When the glass pile grew too large, I smashed it into fragments with my hammer before continuing my pattern. My world came to consist of those little vials that promised so much to our corrupt government.

Scoop, walk, drop, repeat.

Each cacophony of breaking glass was music to my ears, and I wondered what Luke would think if he could see me now.

I had to look as maniacal as Andie as she wreaked havoc on the rest of the room. I had never thought myself a violent person, but it felt good to create such destruction, to unleash the storm of fury that had been building in me since Luke had died.

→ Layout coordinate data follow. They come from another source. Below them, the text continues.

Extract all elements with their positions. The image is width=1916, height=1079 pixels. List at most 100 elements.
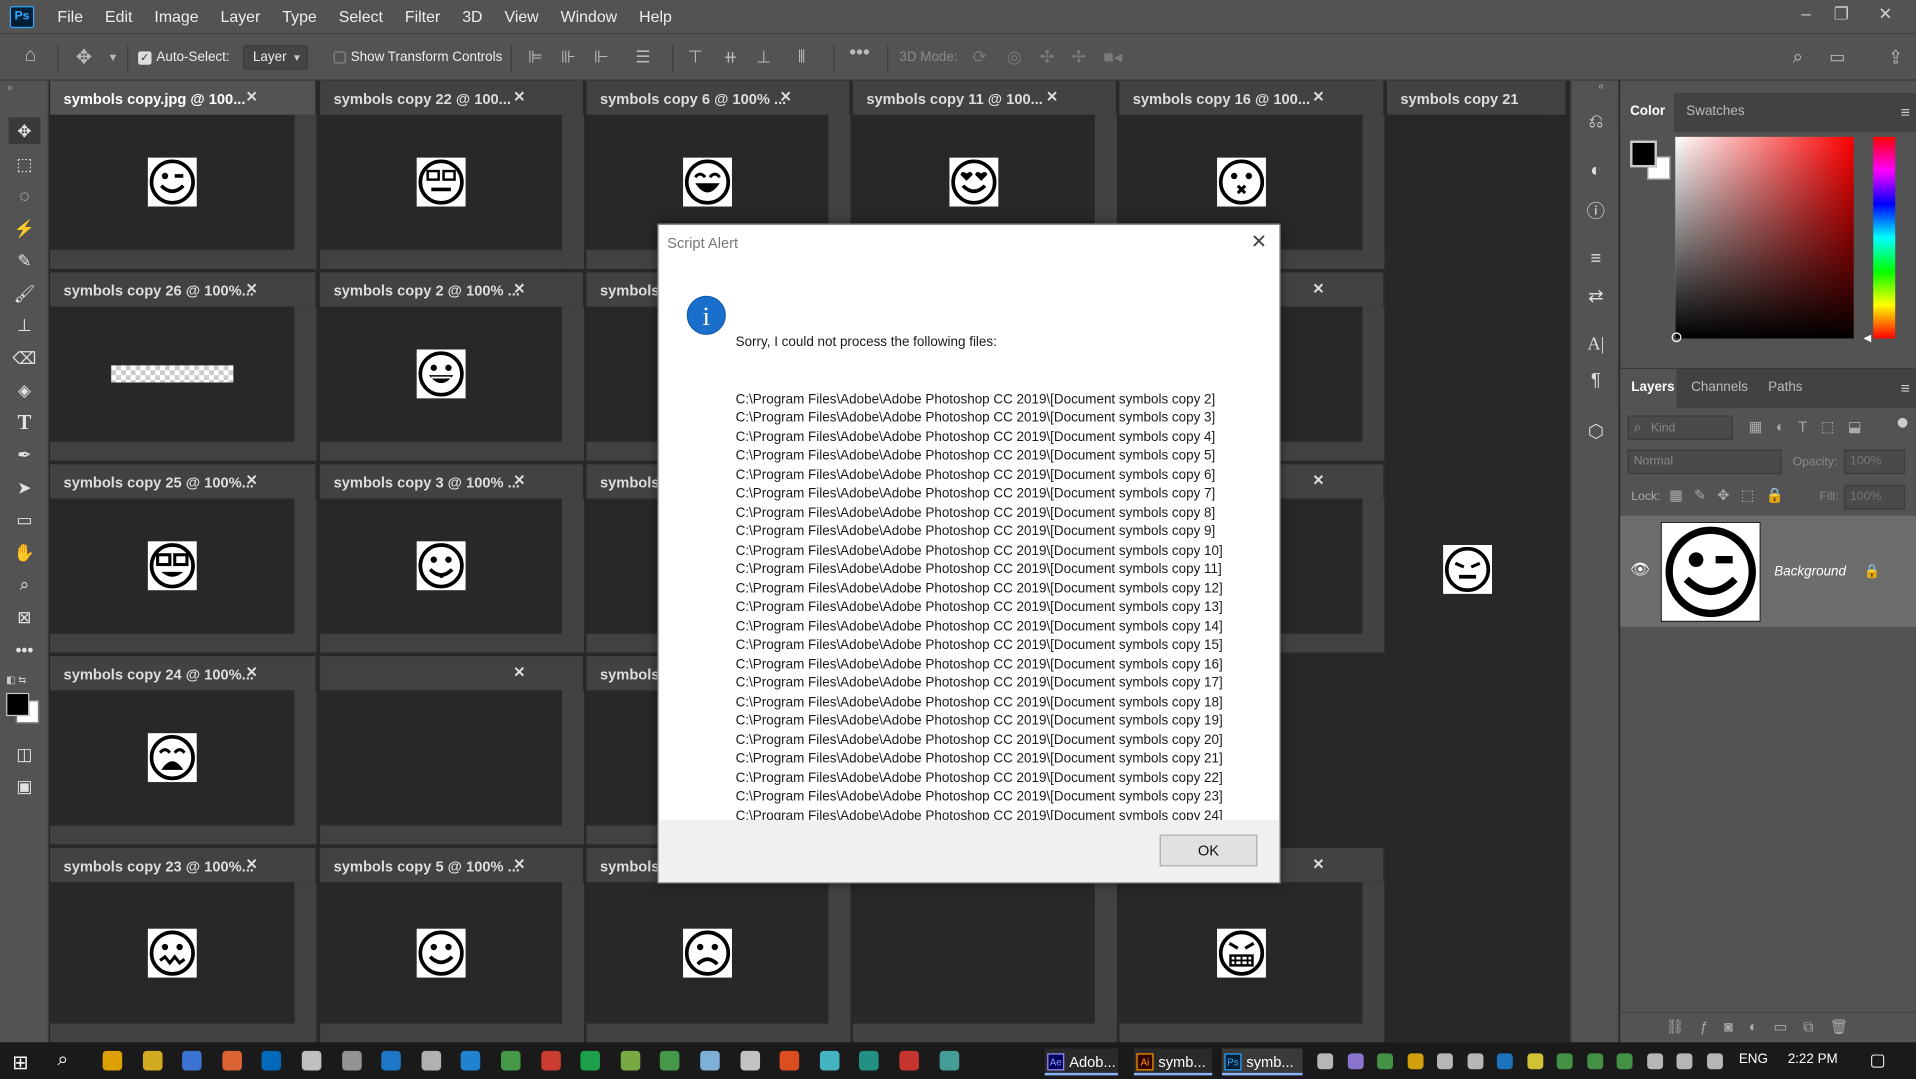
taskbar-pinned-app-icon[interactable] [301,1050,322,1071]
3d-camera-icon[interactable]: ■◂ [1103,46,1122,67]
tab-paths[interactable]: Paths [1768,380,1802,395]
more-tools-icon[interactable]: ••• [9,637,41,664]
distribute-icon[interactable]: ☰ [635,46,650,67]
taskbar-pinned-app-icon[interactable] [341,1050,362,1071]
menu-filter[interactable]: Filter [394,0,451,33]
close-tab-icon[interactable]: ✕ [246,664,258,681]
system-tray-icon[interactable] [1526,1053,1543,1070]
document-tab[interactable]: symbols copy 21 [1386,80,1567,115]
filter-toggle-icon[interactable] [1897,417,1908,428]
auto-select-checkbox[interactable]: ✓ [138,51,152,65]
taskbar-pinned-app-icon[interactable] [182,1050,202,1071]
close-tab-icon[interactable]: ✕ [513,280,525,297]
document-window[interactable]: symbols copy 23 @ 100%... ✕ [50,848,317,1043]
align-center-icon[interactable]: ⊪ [561,46,576,67]
close-tab-icon[interactable]: ✕ [246,472,258,489]
taskbar-pinned-app-icon[interactable] [421,1050,441,1071]
system-tray-icon[interactable] [1437,1053,1453,1070]
document-tab[interactable]: symbols copy 24 @ 100%... ✕ [50,656,317,691]
horizontal-scrollbar[interactable] [320,824,563,845]
menu-layer[interactable]: Layer [210,0,272,33]
tab-color[interactable]: Color [1630,104,1665,119]
align-right-icon[interactable]: ⊩ [594,46,609,67]
layer-actions-icons[interactable]: ⛓ƒ◙◐▭⧉🗑 [1666,1018,1865,1036]
horizontal-scrollbar[interactable] [320,632,563,653]
brush-tool-icon[interactable]: 🖌 [9,280,41,307]
vertical-scrollbar[interactable] [562,882,585,1043]
document-window[interactable]: ✕ [320,656,585,845]
move-tool-icon[interactable]: ✥ [8,117,41,145]
share-icon[interactable]: ⇪ [1888,46,1903,69]
vertical-scrollbar[interactable] [562,690,585,845]
vertical-scrollbar[interactable] [1362,498,1385,653]
document-tab[interactable]: symbols copy.jpg @ 100... ✕ [50,80,317,115]
panel-menu-icon[interactable]: ≡ [1901,103,1910,121]
show-transform-checkbox[interactable] [333,51,346,64]
align-middle-icon[interactable]: ⧺ [723,46,737,67]
align-bottom-icon[interactable]: ⊥ [756,46,771,67]
search-icon[interactable]: ⌕ [1793,46,1803,67]
3d-orbit-icon[interactable]: ⟳ [973,46,987,67]
document-tab[interactable]: symbols copy 2 @ 100% ... ✕ [320,272,585,307]
taskbar-pinned-app-icon[interactable] [580,1050,601,1071]
document-window[interactable]: symbols copy.jpg @ 100... ✕ [50,80,317,269]
horizontal-scrollbar[interactable] [50,441,295,461]
taskbar-pinned-app-icon[interactable] [381,1050,402,1071]
horizontal-scrollbar[interactable] [50,632,295,653]
taskbar-pinned-app-icon[interactable] [500,1050,521,1071]
document-window[interactable]: symbols copy 3 @ 100% ... ✕ [320,464,585,653]
3d-roll-icon[interactable]: ◎ [1007,46,1022,67]
document-tab[interactable]: symbols copy 5 @ 100% ... ✕ [320,848,585,883]
vertical-scrollbar[interactable] [1362,306,1385,461]
menu-help[interactable]: Help [628,0,683,33]
default-colors-icon[interactable]: ◧ ⇆ [6,675,26,686]
system-tray-icon[interactable] [1496,1053,1513,1070]
document-tab[interactable]: symbols copy 6 @ 100% ... ✕ [586,80,851,115]
close-tab-icon[interactable]: ✕ [780,88,792,105]
menu-edit[interactable]: Edit [94,0,143,33]
rectangle-tool-icon[interactable]: ▭ [9,506,41,533]
document-window[interactable]: symbols copy 5 @ 100% ... ✕ [320,848,585,1043]
blend-mode-dropdown[interactable]: Normal [1627,449,1782,475]
eyedropper-tool-icon[interactable]: ✎ [9,247,41,274]
taskbar-pinned-app-icon[interactable] [540,1050,561,1071]
distribute-vertical-icon[interactable]: ⦀ [798,46,806,67]
document-window[interactable]: symbols copy 2 @ 100% ... ✕ [320,272,585,461]
taskbar-app-photoshop[interactable]: Ps symb... [1221,1048,1303,1076]
type-tool-icon[interactable]: T [9,409,41,436]
auto-select-target-dropdown[interactable]: Layer ▼ [243,45,308,70]
collapse-icon[interactable]: » [7,82,12,93]
system-tray-icon[interactable] [1556,1053,1573,1070]
magic-wand-tool-icon[interactable]: ⚡ [9,215,41,242]
layer-filter-kind[interactable]: ⌕ Kind [1627,415,1733,440]
system-tray-icon[interactable] [1706,1053,1723,1070]
close-tab-icon[interactable]: ✕ [513,664,525,681]
3d-pan-icon[interactable]: ✣ [1040,46,1054,67]
system-tray-icon[interactable] [1616,1053,1633,1070]
menu-image[interactable]: Image [143,0,209,33]
quick-mask-icon[interactable]: ◫ [9,741,41,768]
properties-icon[interactable]: ◐ [1581,160,1610,187]
close-tab-icon[interactable]: ✕ [246,88,258,105]
adjustments-icon[interactable]: ⇄ [1581,285,1610,312]
close-tab-icon[interactable]: ✕ [246,855,258,872]
horizontal-scrollbar[interactable] [320,441,563,461]
system-tray-icon[interactable] [1317,1053,1334,1070]
stamp-tool-icon[interactable]: ⊥ [9,312,41,339]
taskbar-pinned-app-icon[interactable] [859,1050,880,1071]
menu-select[interactable]: Select [328,0,394,33]
system-tray-icon[interactable] [1347,1053,1364,1070]
close-tab-icon[interactable]: ✕ [1312,855,1324,872]
document-window[interactable]: symbols copy 22 @ 100... ✕ [320,80,585,269]
horizontal-scrollbar[interactable] [586,1022,829,1043]
system-tray-icon[interactable] [1377,1053,1394,1070]
fill-field[interactable]: 100% [1843,485,1906,510]
taskbar-app-illustrator[interactable]: Ai symb... [1133,1048,1213,1076]
foreground-color-swatch[interactable] [1630,140,1657,168]
clock[interactable]: 2:22 PM [1788,1052,1838,1067]
vertical-scrollbar[interactable] [294,882,317,1043]
document-tab[interactable]: ✕ [320,656,585,691]
hand-tool-icon[interactable]: ✋ [9,539,41,566]
document-tab[interactable]: symbols copy 16 @ 100... ✕ [1119,80,1385,115]
restore-icon[interactable]: ❐ [1828,0,1855,27]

It felt good to be doing something other than sitting around and talking.

Soon the room was reduced to ruins, and I turned on the faucet to clean out the sink, shaking the glass off my gloves before making sure to scrub every trace of the concoction off the porcelain.

Andie looked tired, but there was peace and triumph in her expression as well. Instead of handing me back the pliers and hammer, she tucked them into her satchel.

"That felt better than it should have," she admitted as we closed the door and started walking out towards where the other two were waiting. "I didn't understand how much anger and fury I had stored up in myself until I started destroying that equipment."

"I know," I answered, and when a slow smile blossomed on her face, I felt that a tangible bond had formed between the two of us.

That feeling soon vanished when we walked into the early morning air to find Matthew staring blankly off into the distance and Meara with her head against the wall as tears tumbled down her pale cheeks.